Ingredients You’ll Need
The magic of this recipe lies in the simplicity and synergy of the ingredients. Each one plays a vital role in texture, flavor, or color, making the final sauce creamy, cheesy, and vibrant without any artificial additives.
- 2/3 cup raw cashews: These provide a creamy, nutty base that thickens beautifully when blended and cooked.
- 1/2 cup thinly sliced (peeled) carrots: Adds natural sweetness and a gorgeous cheddar-like color to the sauce.
- Hot water for soaking: Softens the cashews and carrots to ensure smooth blending and optimal texture.
- 1 cup water: This balances the consistency and helps create a pourable sauce or spreadable cheese.
- 1/4 cup tapioca starch: Acts as a thickener, giving the sauce that stretchy, melty quality.
- 3 tablespoons nutritional yeast: The secret to that unmistakable cheesy flavor without dairy.
- 1 ½ teaspoons apple cider vinegar: Brings a bright tang to mimic sharp cheddar’s edge.
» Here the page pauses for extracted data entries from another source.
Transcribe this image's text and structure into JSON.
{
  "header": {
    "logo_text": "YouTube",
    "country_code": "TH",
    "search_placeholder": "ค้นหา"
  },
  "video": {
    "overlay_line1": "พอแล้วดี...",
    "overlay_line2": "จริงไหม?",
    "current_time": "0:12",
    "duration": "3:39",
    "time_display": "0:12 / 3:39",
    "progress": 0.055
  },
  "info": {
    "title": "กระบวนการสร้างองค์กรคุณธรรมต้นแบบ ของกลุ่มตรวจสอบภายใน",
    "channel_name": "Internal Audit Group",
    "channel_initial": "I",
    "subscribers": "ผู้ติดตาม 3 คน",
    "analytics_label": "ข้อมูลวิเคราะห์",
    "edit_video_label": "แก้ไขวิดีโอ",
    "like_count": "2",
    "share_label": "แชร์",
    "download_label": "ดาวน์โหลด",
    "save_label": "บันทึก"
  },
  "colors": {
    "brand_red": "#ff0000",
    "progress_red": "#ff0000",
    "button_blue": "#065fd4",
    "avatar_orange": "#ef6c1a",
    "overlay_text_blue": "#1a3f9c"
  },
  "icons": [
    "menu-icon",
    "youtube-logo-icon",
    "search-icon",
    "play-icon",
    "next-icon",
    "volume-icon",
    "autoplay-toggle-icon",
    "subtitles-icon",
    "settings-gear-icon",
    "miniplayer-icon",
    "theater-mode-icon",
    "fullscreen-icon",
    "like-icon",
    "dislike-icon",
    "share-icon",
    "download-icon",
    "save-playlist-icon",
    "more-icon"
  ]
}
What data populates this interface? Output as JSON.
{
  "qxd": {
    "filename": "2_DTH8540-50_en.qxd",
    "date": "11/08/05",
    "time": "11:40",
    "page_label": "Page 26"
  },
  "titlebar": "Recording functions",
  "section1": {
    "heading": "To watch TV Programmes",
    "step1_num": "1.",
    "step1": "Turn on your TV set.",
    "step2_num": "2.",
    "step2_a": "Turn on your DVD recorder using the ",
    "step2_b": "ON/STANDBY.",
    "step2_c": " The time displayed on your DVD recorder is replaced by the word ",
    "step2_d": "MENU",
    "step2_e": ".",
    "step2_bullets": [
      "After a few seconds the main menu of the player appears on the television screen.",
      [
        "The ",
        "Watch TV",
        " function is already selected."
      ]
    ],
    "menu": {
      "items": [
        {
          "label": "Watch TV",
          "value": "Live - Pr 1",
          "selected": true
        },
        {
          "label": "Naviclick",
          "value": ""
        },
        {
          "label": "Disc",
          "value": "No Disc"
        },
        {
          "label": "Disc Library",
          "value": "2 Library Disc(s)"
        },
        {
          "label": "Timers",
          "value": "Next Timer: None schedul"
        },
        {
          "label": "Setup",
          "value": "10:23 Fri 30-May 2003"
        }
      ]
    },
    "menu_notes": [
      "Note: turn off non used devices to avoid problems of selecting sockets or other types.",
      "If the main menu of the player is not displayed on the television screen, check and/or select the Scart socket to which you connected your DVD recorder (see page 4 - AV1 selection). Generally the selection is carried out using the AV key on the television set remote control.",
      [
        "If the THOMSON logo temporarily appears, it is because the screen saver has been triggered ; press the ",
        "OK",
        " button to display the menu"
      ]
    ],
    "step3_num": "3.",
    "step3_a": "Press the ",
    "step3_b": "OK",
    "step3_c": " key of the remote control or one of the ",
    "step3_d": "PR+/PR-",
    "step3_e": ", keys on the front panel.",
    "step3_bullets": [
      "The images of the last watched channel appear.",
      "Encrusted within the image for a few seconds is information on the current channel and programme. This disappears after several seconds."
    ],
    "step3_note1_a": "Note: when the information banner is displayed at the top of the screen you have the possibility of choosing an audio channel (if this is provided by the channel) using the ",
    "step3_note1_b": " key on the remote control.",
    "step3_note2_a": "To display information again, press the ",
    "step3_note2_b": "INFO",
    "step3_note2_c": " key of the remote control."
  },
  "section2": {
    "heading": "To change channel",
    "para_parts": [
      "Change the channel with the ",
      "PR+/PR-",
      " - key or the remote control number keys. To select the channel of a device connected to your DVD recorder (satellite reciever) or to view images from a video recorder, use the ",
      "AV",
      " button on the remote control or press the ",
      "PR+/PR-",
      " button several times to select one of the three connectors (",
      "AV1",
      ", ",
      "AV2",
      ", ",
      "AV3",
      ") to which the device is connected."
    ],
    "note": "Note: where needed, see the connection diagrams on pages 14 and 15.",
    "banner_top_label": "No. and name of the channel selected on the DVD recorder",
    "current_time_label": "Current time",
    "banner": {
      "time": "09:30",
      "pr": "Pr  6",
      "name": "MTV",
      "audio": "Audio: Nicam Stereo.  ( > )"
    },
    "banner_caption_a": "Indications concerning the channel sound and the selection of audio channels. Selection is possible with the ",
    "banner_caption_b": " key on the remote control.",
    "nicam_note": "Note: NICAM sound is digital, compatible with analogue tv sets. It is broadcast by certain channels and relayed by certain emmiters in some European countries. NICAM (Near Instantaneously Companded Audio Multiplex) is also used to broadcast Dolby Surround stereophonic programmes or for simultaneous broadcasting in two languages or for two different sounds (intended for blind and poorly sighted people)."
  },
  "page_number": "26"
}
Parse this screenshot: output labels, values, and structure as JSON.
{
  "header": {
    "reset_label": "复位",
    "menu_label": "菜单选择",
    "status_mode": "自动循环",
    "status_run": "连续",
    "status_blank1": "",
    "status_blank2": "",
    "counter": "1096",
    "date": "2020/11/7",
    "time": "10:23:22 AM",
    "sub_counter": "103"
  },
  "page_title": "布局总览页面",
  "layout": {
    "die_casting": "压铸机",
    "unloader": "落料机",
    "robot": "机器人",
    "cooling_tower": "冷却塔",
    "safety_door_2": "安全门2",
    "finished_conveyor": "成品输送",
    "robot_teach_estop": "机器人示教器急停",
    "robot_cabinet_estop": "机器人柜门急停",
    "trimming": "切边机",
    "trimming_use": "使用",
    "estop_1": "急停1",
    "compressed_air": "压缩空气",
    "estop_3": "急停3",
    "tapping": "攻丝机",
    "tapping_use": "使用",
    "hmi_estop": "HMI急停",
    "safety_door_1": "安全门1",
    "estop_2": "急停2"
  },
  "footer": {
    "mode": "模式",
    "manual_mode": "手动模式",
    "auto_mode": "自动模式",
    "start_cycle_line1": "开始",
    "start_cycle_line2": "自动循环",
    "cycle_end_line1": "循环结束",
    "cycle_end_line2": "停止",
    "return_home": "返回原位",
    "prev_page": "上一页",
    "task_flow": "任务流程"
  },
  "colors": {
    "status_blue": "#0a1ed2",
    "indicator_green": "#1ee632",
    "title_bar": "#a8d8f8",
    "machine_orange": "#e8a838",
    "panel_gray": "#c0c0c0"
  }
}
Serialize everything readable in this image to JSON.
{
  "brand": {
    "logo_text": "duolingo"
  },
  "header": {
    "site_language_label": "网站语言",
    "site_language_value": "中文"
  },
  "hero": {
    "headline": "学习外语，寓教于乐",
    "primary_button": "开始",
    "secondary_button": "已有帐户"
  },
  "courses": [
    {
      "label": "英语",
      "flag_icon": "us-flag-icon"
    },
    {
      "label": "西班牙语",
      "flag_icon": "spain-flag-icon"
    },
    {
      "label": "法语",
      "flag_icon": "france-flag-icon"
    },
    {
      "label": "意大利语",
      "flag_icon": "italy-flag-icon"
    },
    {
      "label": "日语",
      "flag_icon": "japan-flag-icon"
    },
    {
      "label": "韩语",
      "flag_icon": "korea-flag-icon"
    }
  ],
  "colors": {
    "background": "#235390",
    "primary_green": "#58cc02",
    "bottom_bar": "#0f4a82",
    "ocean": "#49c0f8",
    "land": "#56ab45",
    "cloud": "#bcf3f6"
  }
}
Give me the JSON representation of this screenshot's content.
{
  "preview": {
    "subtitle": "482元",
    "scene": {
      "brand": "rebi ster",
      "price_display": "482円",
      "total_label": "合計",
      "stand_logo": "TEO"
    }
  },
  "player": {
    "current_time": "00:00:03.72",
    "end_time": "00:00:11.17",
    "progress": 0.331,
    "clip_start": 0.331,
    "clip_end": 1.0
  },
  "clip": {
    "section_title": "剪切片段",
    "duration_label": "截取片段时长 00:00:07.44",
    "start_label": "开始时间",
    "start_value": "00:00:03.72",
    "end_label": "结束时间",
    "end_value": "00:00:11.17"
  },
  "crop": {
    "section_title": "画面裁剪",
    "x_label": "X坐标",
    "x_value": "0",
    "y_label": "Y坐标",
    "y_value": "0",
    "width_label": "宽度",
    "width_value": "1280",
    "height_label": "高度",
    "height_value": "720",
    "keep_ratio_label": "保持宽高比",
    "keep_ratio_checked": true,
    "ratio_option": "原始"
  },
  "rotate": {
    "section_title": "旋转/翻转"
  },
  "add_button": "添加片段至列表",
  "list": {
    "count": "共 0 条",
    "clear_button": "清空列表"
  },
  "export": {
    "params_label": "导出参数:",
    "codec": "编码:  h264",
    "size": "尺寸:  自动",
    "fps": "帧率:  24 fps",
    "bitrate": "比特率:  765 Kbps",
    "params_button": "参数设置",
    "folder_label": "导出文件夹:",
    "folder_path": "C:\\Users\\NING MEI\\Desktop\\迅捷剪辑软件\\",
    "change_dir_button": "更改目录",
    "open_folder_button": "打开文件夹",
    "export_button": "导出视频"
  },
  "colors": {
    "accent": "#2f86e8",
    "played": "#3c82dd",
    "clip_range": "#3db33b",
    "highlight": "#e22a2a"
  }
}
- 1/2 teaspoon sea salt: Enhances all the flavors and rounds out the sauce.
- 1/2 teaspoon garlic powder: Adds a savory depth and warmth.
- 1/4 teaspoon ground mustard: Gives a subtle kick and complexity reminiscent of real cheddar cheese.
- 1/4 teaspoon ground turmeric (optional): For an extra boost of vibrant color without affecting flavor.
Directions
Step 1: In a mixing bowl or large liquid measuring cup, soak your raw cashews and thinly sliced peeled carrots in very hot water for 30 minutes, uncovered. This softens everything to ensure the smoothest texture in the final cheese sauce.
Step 2: After soaking, drain the cashews and carrots and add them to a high-speed blender. Pour in 1 cup of fresh water, then add tapioca starch, nutritional yeast, apple cider vinegar, sea salt, garlic powder, dry mustard, and turmeric if using. Blend on high until completely smooth with no lumps.
Step 3: Taste your mixture and adjust the flavor as needed. If you want a tangier kick, add a bit more apple cider vinegar. For extra cheesiness, sprinkle in more nutritional yeast. Increase salt or garlic powder to suit your personal preference.
Step 4: Transfer the blended mixture to a medium saucepan and place over medium heat. Stir constantly with a whisk for 1 to 2 minutes until the sauce thickens to a spreadable consistency that reminds me of soft polenta. It should be glossy and smooth.
Step 5: Use your Easy Vegan Cheddar Cheese (Spread & Sauce!) immediately on grilled sandwiches, mix it with cooked pasta shells for a quick vegan mac ‘n’ cheese, or spread it generously on crackers or roasted veggies.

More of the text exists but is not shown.